If you’re new to Spring, you’ll be shopping for a framework. But this is usually an organizational decision. We’re not typically talking to hobbyists. If they haven’t heard of Spring, most likely they’re not working in Java. If you’re not working in Java, use the language you’re most comfortable with and find a framework that does the same things.
MCP: Rocket Fuel for AI Apps?
If you look at the zeitgeist around the Model Context Protocol (MCP), everyone loves it. At the AI Engineer Summit, the most attended talk was “Building Agents with Model Context Protocol.” The major competitors were pretty quiet at first. They wanted to draw people into their own ecosystem. The old XKCD cartoon about standards could have played out here.

Source: xkcd, CC BY-NC 2.5
But in recent weeks, we’ve seen movement toward MCP from AWS, Microsoft and OpenAI. So maybe we’ve seen alignment already.
MCP is like rocket fuel for your AI apps. To be sure, not all MCP servers are created equally or will ever be used in enterprise applications. But there are many mature options that are. So it becomes the class library of tools. Developers are often given another tool for the toolbox; with MCP, it’s more like a giant toolbox.
It’s so easy to grab functionality off the shelf and incorporate it into your app. It could be written in Python, TypeScript, anything, because it’s just JSON-RPC on the wire. You can see why the AI community embraced it across the board.
What Devs Need To Succeed With AI Apps
We may be biased, but we firmly believe you will need a framework. If you don’t use Spring AI, you’ll get a raw SDK or REST model. The latter option will take an untenable amount of time once you start calling your tools. It’s complicated, it’s not standardized and ultimately it leads to undifferentiated heavy lifting that keeps your devs away from doing the thing they do best: writing code.

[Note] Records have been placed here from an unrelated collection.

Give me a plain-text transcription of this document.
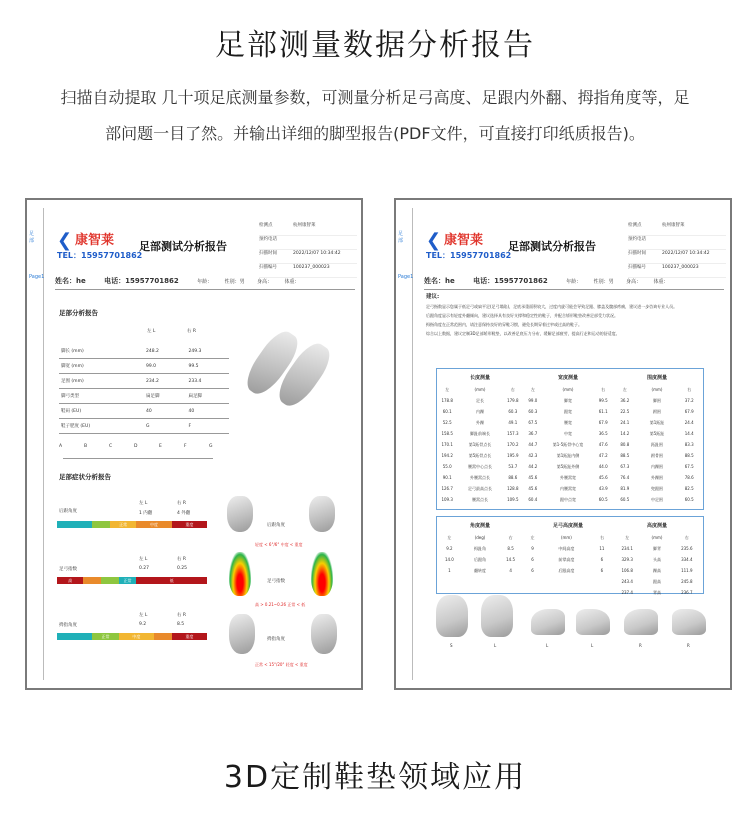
足部测量数据分析报告
扫描自动提取 几十项足底测量参数，可测量分析足弓高度、足跟内外翻、拇指角度等，足部问题一目了然。并输出详细的脚型报告(PDF文件，可直接打印纸质报告)。
足部
Page1
❮ 康智莱
TEL：15957701862
足部测试分析报告
检测点	杭州康智莱
预约电话
扫描时间	2022/12/07 10:34:42
扫描编号	100237_000023
姓名：he	电话：15957701862	年龄： 性别：男 身高： 体重：
足部分析报告
左 L	右 R
脚长 (mm)	248.2	249.3
脚宽 (mm)	99.0	99.5
足围 (mm)	234.2	233.4
脚弓类型	扁足脚	扁足脚
鞋码 (EU)	40	40
鞋子肥度 (EU)	G	F
A	B	C	D	E	F	G
足部症状分析报告
后跟角度
左 L	右 R
1 内翻	4 外翻
正常	中度	重度	后跟角度
轻度 < 6°/6° 中度 < 重度
足弓指数
左 L	右 R
0.27	0.25
高	正常	低	足弓指数
高 > 0.21~0.26 正常 < 低
拇指角度
左 L	右 R
9.2	8.5
正常	中度	重度
拇指角度
正常 < 15°/20° 轻度 < 重度
足部
Page1
❮ 康智莱
TEL：15957701862
足部测试分析报告
检测点	杭州康智莱
预约电话
扫描时间	2022/12/07 10:34:42
扫描编号	100237_000023
姓名：he	电话：15957701862	年龄： 性别：男 身高： 体重：
建议:
足弓指数显示您属于低足弓或扁平足(足弓塌陷)，足底承重面积较大，过度内旋可能会导致足跟、膝盖及髋部疼痛，建议进一步咨询专业人员。
后跟角度显示有轻度外翻倾向，建议选择具有良好支撑和稳定性的鞋子，并配合矫形鞋垫改善足部受力状况。
拇指角度在正常范围内，请注意保持良好的穿鞋习惯，避免长期穿着过窄或过高的鞋子。
综合以上数据，建议定制3D足部矫形鞋垫，以改善足底压力分布，缓解足部疲劳，提高行走和运动的舒适度。
长度测量		
左	(mm)	右
178.8	足长	179.8
60.1	内踝	60.3
52.5	外踝	49.1
158.5	脚趾前端长	157.3
170.1	第1跖骨点长	170.2
194.2	第5跖骨点长	195.9
55.0	腰窝中心点长	53.7
90.1	外腰窝点长	88.6
126.7	足弓最高点长	128.8
109.3	腰窝点长	109.5
宽度测量		
左	(mm)	右
99.0	脚宽	99.5
60.3	跟宽	61.1
67.5	腰宽	67.9
36.7	中宽	36.5
44.7	第1-5跖骨中心宽	47.6
42.3	第1跖趾内侧	47.2
44.2	第5跖趾外侧	44.0
45.6	外腰窝宽	45.6
45.6	内腰窝宽	43.9
60.4	跟中点宽	60.5
围度测量		
左	(mm)	右
36.2	脚围	37.2
22.5	跗围	67.9
24.1	第1跖趾	24.4
14.2	第5跖趾	14.4
80.8	跖趾围	83.3
88.5	跗骨围	88.5
67.3	内踝围	67.5
76.4	外踝围	78.6
81.9	兜跟围	82.5
60.5	中足围	60.5
角度测量		
左	(deg)	右
9.2	拇趾角	8.5
14.0	后跟角	14.5
1	翻转度	4
足弓高度测量		
左	(mm)	右
9	中间高度	11
6	前掌高度	6
6	后跟高度	6
高度测量		
左	(mm)	右
234.1	脚背	235.6
329.3	头高	334.4
106.8	踝高	111.9
243.4	跟高	245.8
237.4	背高	236.7
S	L	L	L	R	R
3D定制鞋垫领域应用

Platform engineers want to centralize their control over access to AI. They want to control costs, they want to provide access to multiple models and versioned models, and they want the ability to swap approved models in and out in their apps from a central location so that they can use operational controls, rate limiting, observability, service binding and registries.
You want to give developers predefined tools. You don’t want to ask the architecture committee at the bank every time you want to try a new tool. It’s a bank, so you can’t install anything you want. That’s where an AI-focused developer platform can help give you one central access point.
In theory, you can write all this yourself, but who wants to do that? Tanzu provides a higher starting place for AI apps. Where the line between homebuilt or platformed is drawn, different people have different opinions, but a developer platform meets a real need in the enterprise.
At the end of the day, I don’t get paid to collect GitHub stars: I get paid to build products that provide value to someone.